Le Compendium Starling — In Focus entretien avec Peter Routledge, surintendant

Discours -

Cette interview a été publiée dans le Compendium Starling 2022, mai 2022. (anglais seulement)

La pandémie de coronavirus a entraîné un recadrage des priorités en matière de réglementation. Par exemple, on se préoccupe davantage de la résilience des entreprises et de la gouvernance des risques dans le contexte du travail en mode hybride. Selon vous, quels changements à l’origine du recadrage des priorités persisteront dans l’avenir? Quelles autres priorités prévoyez-vous que cela favorisera?
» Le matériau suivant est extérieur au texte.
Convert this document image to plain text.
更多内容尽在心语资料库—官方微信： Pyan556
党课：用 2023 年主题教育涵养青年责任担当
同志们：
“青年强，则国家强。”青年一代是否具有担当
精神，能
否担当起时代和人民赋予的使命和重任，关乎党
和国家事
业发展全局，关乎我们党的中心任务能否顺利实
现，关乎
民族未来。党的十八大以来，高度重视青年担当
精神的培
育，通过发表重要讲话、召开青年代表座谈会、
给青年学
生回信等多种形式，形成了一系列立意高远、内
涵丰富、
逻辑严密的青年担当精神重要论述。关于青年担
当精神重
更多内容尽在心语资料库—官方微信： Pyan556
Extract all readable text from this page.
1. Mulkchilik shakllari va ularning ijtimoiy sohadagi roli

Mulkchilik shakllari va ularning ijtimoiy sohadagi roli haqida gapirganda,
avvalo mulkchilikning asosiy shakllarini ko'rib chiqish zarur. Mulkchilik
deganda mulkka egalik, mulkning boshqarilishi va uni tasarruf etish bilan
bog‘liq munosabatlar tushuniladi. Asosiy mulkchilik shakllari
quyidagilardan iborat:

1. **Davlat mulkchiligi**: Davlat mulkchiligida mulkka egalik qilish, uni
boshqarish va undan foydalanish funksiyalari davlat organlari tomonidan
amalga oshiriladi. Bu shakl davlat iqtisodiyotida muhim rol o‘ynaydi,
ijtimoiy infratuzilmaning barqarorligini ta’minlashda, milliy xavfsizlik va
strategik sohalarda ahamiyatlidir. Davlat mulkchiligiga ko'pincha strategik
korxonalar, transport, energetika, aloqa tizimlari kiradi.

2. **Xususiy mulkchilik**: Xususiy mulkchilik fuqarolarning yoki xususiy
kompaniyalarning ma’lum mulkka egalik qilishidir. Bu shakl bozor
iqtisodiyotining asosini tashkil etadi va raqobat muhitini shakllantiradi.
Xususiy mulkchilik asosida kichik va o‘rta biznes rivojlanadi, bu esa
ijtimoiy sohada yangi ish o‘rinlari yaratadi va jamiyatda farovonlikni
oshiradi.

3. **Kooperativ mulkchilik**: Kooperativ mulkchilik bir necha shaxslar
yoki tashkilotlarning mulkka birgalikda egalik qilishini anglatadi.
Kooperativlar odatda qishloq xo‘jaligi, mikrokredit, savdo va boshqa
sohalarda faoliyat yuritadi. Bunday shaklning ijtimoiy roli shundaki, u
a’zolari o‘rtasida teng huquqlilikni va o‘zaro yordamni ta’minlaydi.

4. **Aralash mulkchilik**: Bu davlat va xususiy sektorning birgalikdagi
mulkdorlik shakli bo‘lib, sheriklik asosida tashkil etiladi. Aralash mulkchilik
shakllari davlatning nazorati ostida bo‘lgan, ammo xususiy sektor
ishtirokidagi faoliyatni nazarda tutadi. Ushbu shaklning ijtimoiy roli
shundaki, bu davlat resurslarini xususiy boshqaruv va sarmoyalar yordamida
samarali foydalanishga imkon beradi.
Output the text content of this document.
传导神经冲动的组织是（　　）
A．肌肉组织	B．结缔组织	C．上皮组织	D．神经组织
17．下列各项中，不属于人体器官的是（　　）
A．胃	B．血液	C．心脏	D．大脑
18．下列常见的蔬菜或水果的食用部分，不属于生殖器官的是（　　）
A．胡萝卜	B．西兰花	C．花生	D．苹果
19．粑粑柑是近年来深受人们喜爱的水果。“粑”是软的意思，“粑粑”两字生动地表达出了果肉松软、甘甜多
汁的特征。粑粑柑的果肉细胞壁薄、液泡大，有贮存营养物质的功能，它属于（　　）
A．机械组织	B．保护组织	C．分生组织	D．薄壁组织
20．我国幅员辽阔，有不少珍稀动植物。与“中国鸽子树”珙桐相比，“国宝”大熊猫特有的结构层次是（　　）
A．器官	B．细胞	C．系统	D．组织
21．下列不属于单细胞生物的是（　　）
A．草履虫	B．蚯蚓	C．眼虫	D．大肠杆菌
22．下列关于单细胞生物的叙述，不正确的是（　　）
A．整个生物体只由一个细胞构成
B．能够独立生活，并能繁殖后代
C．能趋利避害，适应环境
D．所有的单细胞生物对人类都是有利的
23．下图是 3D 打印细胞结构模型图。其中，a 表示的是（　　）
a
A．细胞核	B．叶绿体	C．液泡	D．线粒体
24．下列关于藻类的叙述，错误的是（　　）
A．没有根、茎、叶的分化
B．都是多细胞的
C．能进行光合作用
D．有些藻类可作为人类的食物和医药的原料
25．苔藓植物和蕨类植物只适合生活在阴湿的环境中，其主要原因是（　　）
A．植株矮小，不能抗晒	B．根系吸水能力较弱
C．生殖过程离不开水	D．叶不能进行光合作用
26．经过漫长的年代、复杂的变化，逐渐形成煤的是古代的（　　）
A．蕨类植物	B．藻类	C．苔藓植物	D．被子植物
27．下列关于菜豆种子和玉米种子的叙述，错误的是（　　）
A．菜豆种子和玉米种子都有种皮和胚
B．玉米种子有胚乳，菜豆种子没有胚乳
Nos priorités en tant qu’organisme de réglementation découlent d’abord et avant tout de notre mandat, qui est d’accroître la confiance du grand public dans le système financier canadien. Pour réaliser ce mandat, nous devons continuellement surveiller et évaluer les risques à court et à long terme et réagir en conséquence.

À l’apparition de la COVID-19, les organismes de réglementation financière et les gouvernements de partout dans le monde ont pris des mesures exceptionnelles pour réduire les risques financiers qui pesaient sur les institutions financières (tensions sur les liquidités, défauts de paiement sur prêts hypothécaires, etc.) afin d’assurer la résilience du système financier. Ces mesures ont été assez efficaces en règle générale, mais n’ont pu englober tous les risques émergents en pleine pandémie.

Au-delà des risques financiers et opérationnels traditionnels liés à la pandémie de COVID-19, des changements sociétaux de grande ampleur sont apparus clairement. Je veux dire par là une conscientisation plus grande de la population des enjeux et des risques liés aux facteurs environnementaux, sociaux et de gouvernance (ESG), aussi bien au Canada qu’à l’étranger. Plusieurs événements nationaux et internationaux — le meurtre de George Floyd aux États-Unis, la découverte de fosses communes à proximité d’anciens pensionnats au Canada, et le mouvement « #moiaussi » à travers le monde — ont directement influé sur la façon dont les institutions réglementées par le BSIF ont abordé la composante sociale des risques liés aux facteurs ESG.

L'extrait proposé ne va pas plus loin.